In [1]:
import os
from dotenv import load_dotenv
from pprint import pprint

from src.config import LLMConf, KnowledgeGraphConfig, EmbedderConf
from src.graph.graph_model import Ontology
from src.graph.knowledge_graph import KnowledgeGraph
from src.ingestion.embedder import ChunkEmbedder
from src.ingestion.graph_miner import GraphMiner
from src.schema import Chunk, ProcessedDocument

env = load_dotenv('config.env')
env

True

In [2]:
llm_conf = LLMConf(
    type="ollama",
    model="llama3.2:latest", 
    temperature=0.0, 
)

embedder_conf = EmbedderConf(
    type="ollama",
    model="mxbai-embed-large",
)

kg_config = KnowledgeGraphConfig(
    uri=os.getenv("NEO4J_URI"),
    user=os.getenv("NEO4J_USERNAME"),
    password=os.getenv("NEO4J_PASSWORD"),
    index_name="vector"
)


ontology = Ontology(
    allowed_labels=["Person", "City", "Country", "Region"], 
    allowed_relations=["LIVES_IN", "BORN_IN"]
)

## Preparation
Here, we assume to have already ingested some document into a `ProcessedDocument` format, had it chunked and waiting to be embedded

In [3]:
text= """ 
    Meet Marco Rossi, a proud native of Rome, Italy. With a passion for pasta and a love for football, 
    Marco embodies the vibrant spirit of his homeland. 
    Growing up amidst the ancient ruins and bustling piazzas of Rome, Marco developed 
    a deep appreciation for his city's rich history and cultural heritage. 
    From the iconic Colosseum to the majestic Vatican City, he has explored every corner of the Eternal City, 
    finding beauty in its timeless landmarks and hidden gems. 
    Italy, with its delectable cuisine and stunning landscapes, has always been Marco's playground. 
    From the rolling hills of Tuscany to the sparkling waters of the Amalfi Coast,
    he has embraced the diversity and beauty of his country, taking pride in its traditions and way of life.
"""

chunks = [
    "Meet Marco Rossi, a proud native of Rome, Italy. With a passion for pasta and a love for football, Marco embodies the vibrant spirit of his homeland. Growing up amidst the ancient ruins and bustling piazzas of Rome, Marco developed a deep appreciation for his city's rich history and cultural heritage.",
    "From the iconic Colosseum to the majestic Vatican City, he has explored every corner of the Eternal City, finding beauty in its timeless landmarks and hidden gems. Italy, with its delectable cuisine and stunning landscapes, has always been Marco's playground. From the rolling hills of Tuscany to the sparkling waters of the Amalfi Coast, he has embraced the diversity and beauty of his country, taking pride in its traditions and way of life."
]

doc = ProcessedDocument(
    filename="test.pdf", 
    source=text,
    chunks=[
        Chunk(
            chunk_id=1, 
            text=chunks[0], 
            chunk_size=500, 
            chunk_overlap=50,
            embeddings_model='mxbai-embed-large'
        ),
        Chunk(
            chunk_id=2, 
            text=chunks[1], 
            chunk_size=500, 
            chunk_overlap=50,
            embeddings_model='mxbai-embed-large'
        )
    ]
)

In [4]:
# embeddings

embedder = ChunkEmbedder(conf=embedder_conf)

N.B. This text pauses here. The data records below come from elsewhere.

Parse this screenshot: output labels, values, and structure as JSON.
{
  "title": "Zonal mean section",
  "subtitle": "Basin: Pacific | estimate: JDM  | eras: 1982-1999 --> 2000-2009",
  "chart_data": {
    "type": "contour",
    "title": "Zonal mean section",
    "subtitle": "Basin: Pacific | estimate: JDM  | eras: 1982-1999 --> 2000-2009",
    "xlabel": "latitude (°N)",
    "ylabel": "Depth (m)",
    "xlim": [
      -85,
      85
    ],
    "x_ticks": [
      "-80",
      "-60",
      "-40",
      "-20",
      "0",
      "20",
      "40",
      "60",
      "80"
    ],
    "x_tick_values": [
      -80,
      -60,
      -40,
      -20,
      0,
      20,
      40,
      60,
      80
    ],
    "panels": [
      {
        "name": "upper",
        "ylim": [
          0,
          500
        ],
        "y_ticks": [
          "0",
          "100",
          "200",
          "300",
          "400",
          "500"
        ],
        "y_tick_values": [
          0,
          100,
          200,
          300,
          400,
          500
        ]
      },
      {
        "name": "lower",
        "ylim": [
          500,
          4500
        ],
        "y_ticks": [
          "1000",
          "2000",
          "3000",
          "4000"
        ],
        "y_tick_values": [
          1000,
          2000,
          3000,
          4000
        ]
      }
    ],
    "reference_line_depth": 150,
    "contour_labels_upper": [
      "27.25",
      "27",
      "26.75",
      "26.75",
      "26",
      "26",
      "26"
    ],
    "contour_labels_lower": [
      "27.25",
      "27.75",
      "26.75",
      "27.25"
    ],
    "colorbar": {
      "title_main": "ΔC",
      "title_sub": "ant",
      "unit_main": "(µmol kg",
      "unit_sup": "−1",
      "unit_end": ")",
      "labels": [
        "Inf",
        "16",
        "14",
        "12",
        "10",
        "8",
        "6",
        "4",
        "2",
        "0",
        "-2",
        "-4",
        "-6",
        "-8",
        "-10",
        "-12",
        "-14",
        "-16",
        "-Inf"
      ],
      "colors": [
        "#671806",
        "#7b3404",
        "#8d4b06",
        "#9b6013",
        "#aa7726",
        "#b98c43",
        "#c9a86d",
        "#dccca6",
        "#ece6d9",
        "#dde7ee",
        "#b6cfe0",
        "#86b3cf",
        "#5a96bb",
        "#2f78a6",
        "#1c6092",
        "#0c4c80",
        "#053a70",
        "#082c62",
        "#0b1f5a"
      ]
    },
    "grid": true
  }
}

doc = embedder.embed_document_chunks(doc)

In [5]:
# extract the knowledge graph

graph_miner = GraphMiner(conf=llm_conf, ontology=ontology)

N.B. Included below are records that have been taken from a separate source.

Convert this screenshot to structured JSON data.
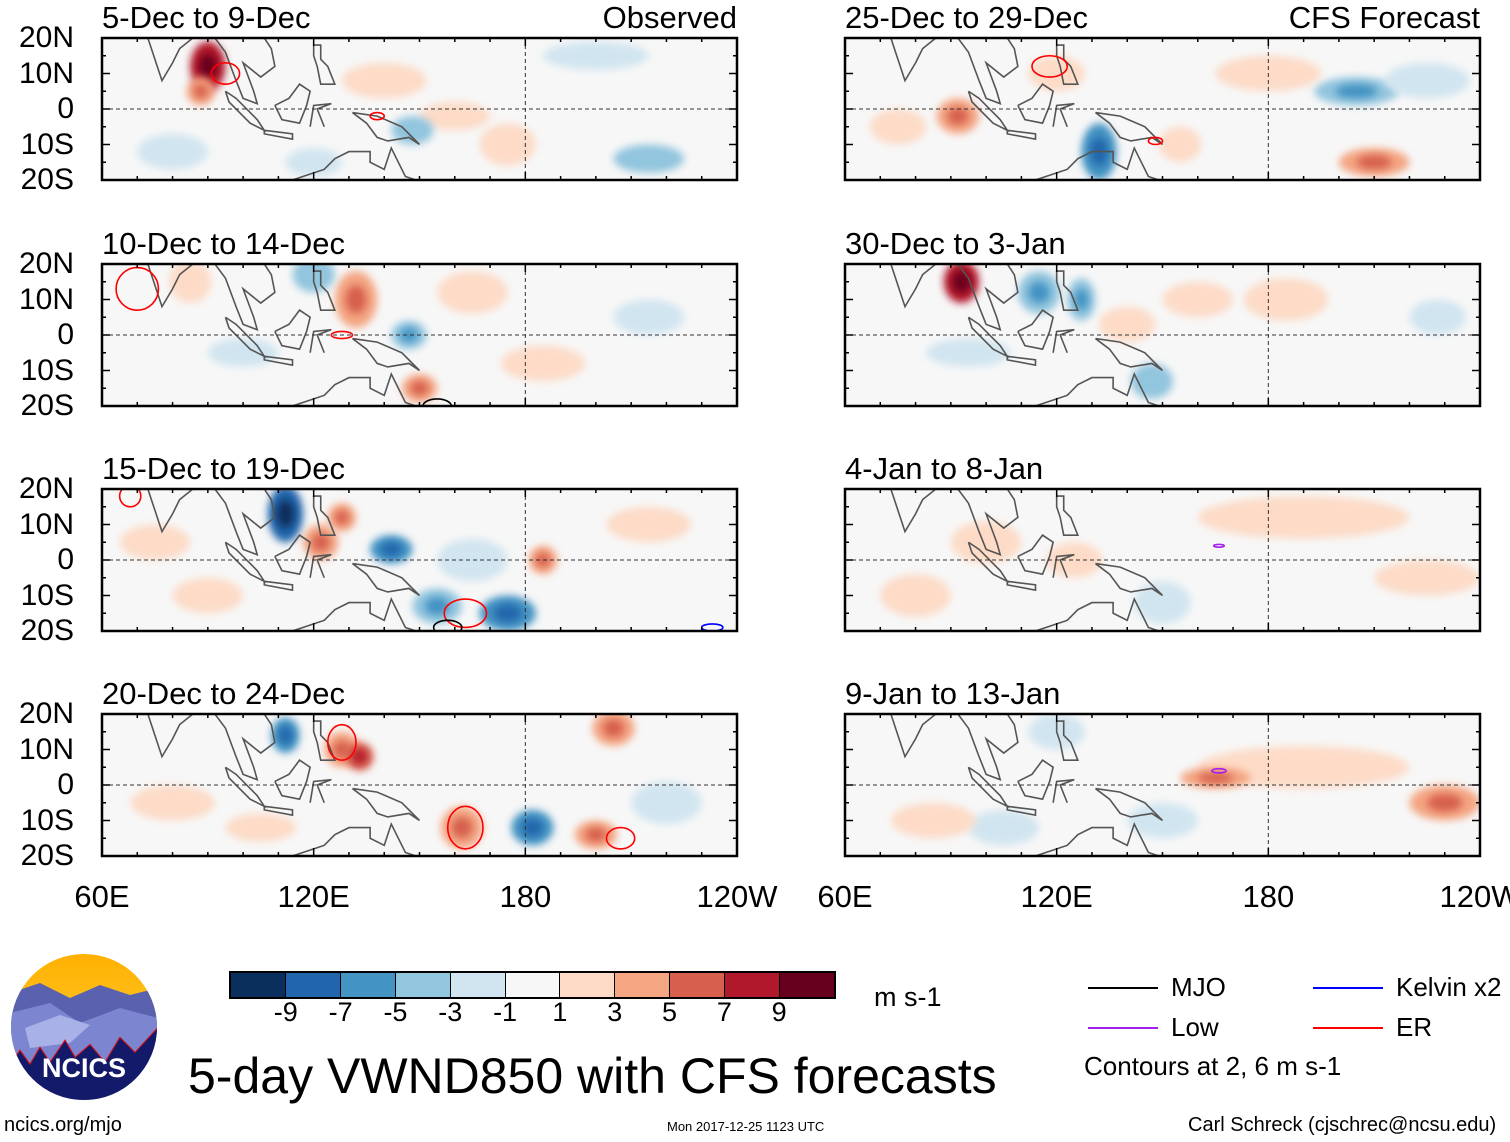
{
  "title": "5-day VWND850 with CFS forecasts",
  "units": "m s-1",
  "footer": {
    "left": "ncics.org/mjo",
    "center": "Mon 2017-12-25 1123 UTC",
    "right": "Carl Schreck (cjschrec@ncsu.edu)"
  },
  "logo_text": "NCICS",
  "column_labels": {
    "left": "Observed",
    "right": "CFS Forecast"
  },
  "y_ticks": [
    "20N",
    "10N",
    "0",
    "10S",
    "20S"
  ],
  "x_ticks": [
    "60E",
    "120E",
    "180",
    "120W"
  ],
  "colorbar": {
    "colors": [
      "#0b2f5d",
      "#2166ac",
      "#4393c3",
      "#92c5de",
      "#d1e5f0",
      "#f7f7f7",
      "#fddbc7",
      "#f4a582",
      "#d6604d",
      "#b2182b",
      "#67001f"
    ],
    "labels": [
      "-9",
      "-7",
      "-5",
      "-3",
      "-1",
      "1",
      "3",
      "5",
      "7",
      "9"
    ]
  },
  "legend": {
    "items": [
      {
        "name": "MJO",
        "color": "#000000"
      },
      {
        "name": "Kelvin x2",
        "color": "#0000ff"
      },
      {
        "name": "Low",
        "color": "#a020f0"
      },
      {
        "name": "ER",
        "color": "#ff0000"
      }
    ],
    "note": "Contours at 2, 6 m s-1"
  },
  "panels": [
    {
      "title": "5-Dec to 9-Dec",
      "label": "Observed",
      "blobs": [
        [
          90,
          12,
          5,
          7,
          8
        ],
        [
          88,
          5,
          4,
          4,
          4
        ],
        [
          140,
          8,
          12,
          5,
          2
        ],
        [
          160,
          -2,
          10,
          4,
          2
        ],
        [
          80,
          -12,
          10,
          5,
          -2
        ],
        [
          200,
          15,
          15,
          4,
          -2
        ],
        [
          215,
          -14,
          10,
          4,
          -3
        ],
        [
          148,
          -6,
          6,
          4,
          -3
        ],
        [
          120,
          -15,
          8,
          4,
          -2
        ],
        [
          175,
          -10,
          8,
          6,
          2
        ]
      ],
      "contours": [
        [
          "ER",
          95,
          10,
          4,
          3
        ],
        [
          "ER",
          138,
          -2,
          2,
          1
        ]
      ]
    },
    {
      "title": "10-Dec to 14-Dec",
      "blobs": [
        [
          132,
          10,
          6,
          8,
          4
        ],
        [
          147,
          0,
          5,
          4,
          -4
        ],
        [
          150,
          -15,
          5,
          4,
          5
        ],
        [
          120,
          17,
          6,
          5,
          -3
        ],
        [
          85,
          15,
          6,
          6,
          2
        ],
        [
          185,
          -8,
          12,
          5,
          2
        ],
        [
          215,
          5,
          10,
          5,
          -2
        ],
        [
          100,
          -5,
          10,
          4,
          -2
        ],
        [
          165,
          12,
          10,
          6,
          2
        ]
      ],
      "contours": [
        [
          "ER",
          70,
          13,
          6,
          6
        ],
        [
          "ER",
          128,
          0,
          3,
          1
        ],
        [
          "MJO",
          155,
          -20,
          4,
          2
        ]
      ]
    },
    {
      "title": "15-Dec to 19-Dec",
      "blobs": [
        [
          112,
          13,
          5,
          8,
          -8
        ],
        [
          122,
          5,
          5,
          5,
          4
        ],
        [
          128,
          12,
          4,
          4,
          5
        ],
        [
          142,
          3,
          6,
          4,
          -6
        ],
        [
          155,
          -13,
          7,
          5,
          -4
        ],
        [
          175,
          -15,
          8,
          5,
          -5
        ],
        [
          185,
          0,
          4,
          4,
          4
        ],
        [
          75,
          5,
          10,
          5,
          2
        ],
        [
          215,
          10,
          12,
          5,
          2
        ],
        [
          90,
          -10,
          10,
          5,
          2
        ],
        [
          165,
          0,
          10,
          6,
          -2
        ]
      ],
      "contours": [
        [
          "ER",
          163,
          -15,
          6,
          4
        ],
        [
          "ER",
          68,
          18,
          3,
          3
        ],
        [
          "MJO",
          158,
          -19,
          4,
          2
        ],
        [
          "Kelvin x2",
          233,
          -19,
          3,
          1
        ]
      ]
    },
    {
      "title": "20-Dec to 24-Dec",
      "blobs": [
        [
          112,
          14,
          4,
          5,
          -5
        ],
        [
          128,
          10,
          5,
          5,
          4
        ],
        [
          133,
          8,
          4,
          4,
          6
        ],
        [
          162,
          -12,
          6,
          6,
          5
        ],
        [
          182,
          -12,
          6,
          5,
          -6
        ],
        [
          205,
          16,
          6,
          5,
          5
        ],
        [
          200,
          -14,
          6,
          4,
          4
        ],
        [
          80,
          -5,
          12,
          5,
          2
        ],
        [
          220,
          -5,
          10,
          6,
          -2
        ],
        [
          105,
          -12,
          10,
          4,
          2
        ]
      ],
      "contours": [
        [
          "ER",
          163,
          -12,
          5,
          6
        ],
        [
          "ER",
          207,
          -15,
          4,
          3
        ],
        [
          "ER",
          128,
          12,
          4,
          5
        ]
      ]
    },
    {
      "title": "25-Dec to 29-Dec",
      "label": "CFS Forecast",
      "blobs": [
        [
          120,
          10,
          8,
          5,
          2
        ],
        [
          92,
          -2,
          6,
          5,
          4
        ],
        [
          132,
          -12,
          5,
          8,
          -6
        ],
        [
          155,
          -10,
          6,
          5,
          2
        ],
        [
          205,
          5,
          12,
          4,
          -4
        ],
        [
          210,
          -15,
          10,
          4,
          4
        ],
        [
          180,
          10,
          15,
          5,
          2
        ],
        [
          75,
          -5,
          8,
          5,
          2
        ],
        [
          225,
          8,
          12,
          5,
          -2
        ]
      ],
      "contours": [
        [
          "ER",
          118,
          12,
          5,
          3
        ],
        [
          "ER",
          148,
          -9,
          2,
          1
        ]
      ]
    },
    {
      "title": "30-Dec to 3-Jan",
      "blobs": [
        [
          93,
          15,
          5,
          6,
          8
        ],
        [
          115,
          12,
          6,
          6,
          -4
        ],
        [
          127,
          10,
          4,
          6,
          -4
        ],
        [
          140,
          3,
          8,
          5,
          3
        ],
        [
          160,
          10,
          10,
          5,
          3
        ],
        [
          147,
          -13,
          6,
          5,
          -3
        ],
        [
          185,
          10,
          12,
          6,
          2
        ],
        [
          95,
          -5,
          12,
          4,
          -2
        ],
        [
          228,
          5,
          8,
          5,
          -2
        ]
      ],
      "contours": []
    },
    {
      "title": "4-Jan to 8-Jan",
      "blobs": [
        [
          100,
          5,
          10,
          6,
          2
        ],
        [
          125,
          0,
          8,
          5,
          2
        ],
        [
          190,
          12,
          30,
          6,
          2
        ],
        [
          150,
          -12,
          8,
          6,
          -2
        ],
        [
          225,
          -5,
          15,
          5,
          2
        ],
        [
          80,
          -10,
          10,
          6,
          2
        ]
      ],
      "contours": [
        [
          "Low",
          166,
          4,
          1.5,
          0.4
        ]
      ]
    },
    {
      "title": "9-Jan to 13-Jan",
      "blobs": [
        [
          190,
          5,
          30,
          6,
          2
        ],
        [
          230,
          -5,
          10,
          5,
          4
        ],
        [
          165,
          2,
          10,
          3,
          4
        ],
        [
          105,
          -12,
          10,
          5,
          -2
        ],
        [
          150,
          -10,
          10,
          5,
          -2
        ],
        [
          85,
          -10,
          12,
          5,
          2
        ],
        [
          120,
          15,
          8,
          5,
          -2
        ]
      ],
      "contours": [
        [
          "Low",
          166,
          4,
          2,
          0.6
        ]
      ]
    }
  ]
}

doc= graph_miner.mine_graph_from_doc_chunks(doc)

In [6]:
doc.chunks[0].nodes

[Node(id='Marco_Rossi', type='Person', properties={'city': 'Rome', 'country': 'Italy', 'name': 'Marco_Rossi'}),
 Node(id='Rome', type='City', properties={'country': 'Italy', 'name': 'Rome'}),
 Node(id='Italy', type='Country', properties={'name': 'Italy'})]

In [7]:
doc.chunks[0].relationships

[Relationship(source=Node(id='Marco_Rossi', type='Person', properties={'city': 'Rome', 'country': 'Italy', 'name': 'Marco_Rossi'}), target=Node(id='Rome', type='City', properties={'country': 'Italy', 'name': 'Rome'}), type='LIVES_IN', properties={'city': 'Rome'}),
 Relationship(source=Node(id='Rome', type='City', properties={'country': 'Italy', 'name': 'Rome'}), target=Node(id='Italy', type='Country', properties={'name': 'Italy'}), type='BORN_IN', properties={})]

## Interaction with Neo4j (Aura) 

In [8]:
knowledge_graph = KnowledgeGraph(
    conf=kg_config, 
    embeddings_model=embedder.embeddings
)

knowledge_graph._driver.verify_connectivity()

knowledge_graph._driver.verify_authentication()

True

In [9]:
knowledge_graph.number_of_labels

2

In [10]:
knowledge_graph.number_of_relationships

0

In [11]:
knowledge_graph.index_name

'vectors'

In [12]:
knowledge_graph.store_chunks_for_doc(
    doc=doc, 
    embeddings_model=embedder.embeddings
)